6 – Em fevereiro de 2019, o Banco Central rejeitou a transferência do controle do Banco Máxima a Daniel Vorcaro por insuficiência na comprovação da origem dos recursos e da capacidade econômico-financeira dos compradores. Em outubro, já durante sua presidência, a operação foi aprovada. O que mudou objetivamente nesses oito meses e quais documentos permitiram ao colegiado concluir que os problemas que haviam provocado a rejeição estavam sanados?

7 – O Banco Central sabia, quando autorizou a aquisição do Máxima em outubro de 2019, das operações com o Brazil Realty e de movimentações que posteriormente foram consideradas fraudulentas pela CVM? Diante da informação hoje disponível de que recursos recebidos por empresas de Vorcaro naquele intervalo teriam servido para comprovar sua capacidade financeira, o senhor considera que a documentação apresentada ao BC era suficiente e autêntica?

8 – O senhor encarregou Paulo Sérgio Neves de Souza de examinar carteiras e operações ligadas ao Banco Master em 2022 e 2023. Como recebeu a conclusão de que não havia motivo para preocupação e que mecanismos independentes foram usados para conferir esse diagnóstico, considerando que hoje Paulo Sérgio é investigado sob suspeita de atuar em benefício de Daniel Vorcaro e de fornecer informações internas ao banqueiro?

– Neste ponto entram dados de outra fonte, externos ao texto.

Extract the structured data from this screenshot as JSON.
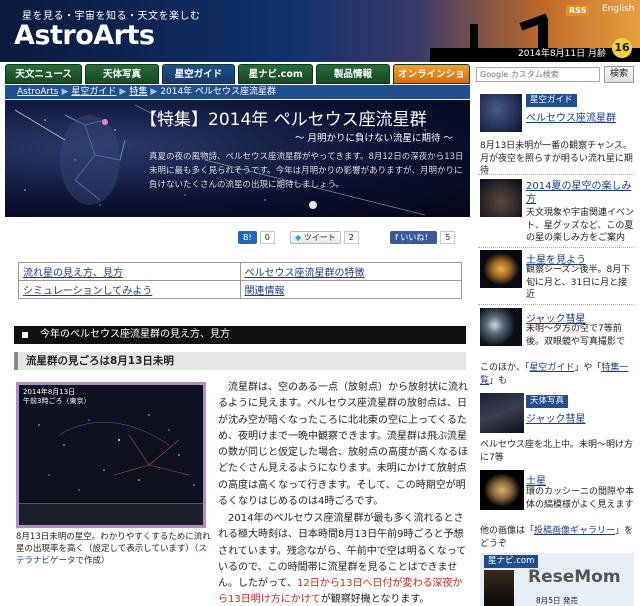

9 – Na Resolução BCB 346, de outubro de 2023, por que foi escolhido 30 de junho de 2023 como marco para o tratamento prudencial mais rigoroso dos precatórios? O Banco Central calculou previamente o impacto da regra especificamente sobre o Master? Quanto capital adicional o banco teria de aportar se todo seu estoque de precatórios estivesse sujeito aos novos fatores de ponderação de risco?

10 – Paulo Sérgio afirmou a Daniel Vorcaro que o mercado relacionava a chamada “emenda Master”, que elevaria a garantia do FGC para R$ 1 milhão, também ao seu nome. O senhor conversou com Daniel Vorcaro, Ciro Nogueira, Paulo Sérgio ou qualquer representante do Master sobre a ampliação da cobertura do FGC? Quando tomou conhecimento da proposta, quais ordens deu para combatê-la e pode apresentar os documentos produzidos pela força-tarefa que sua assessoria afirma ter sido determinada pelo senhor?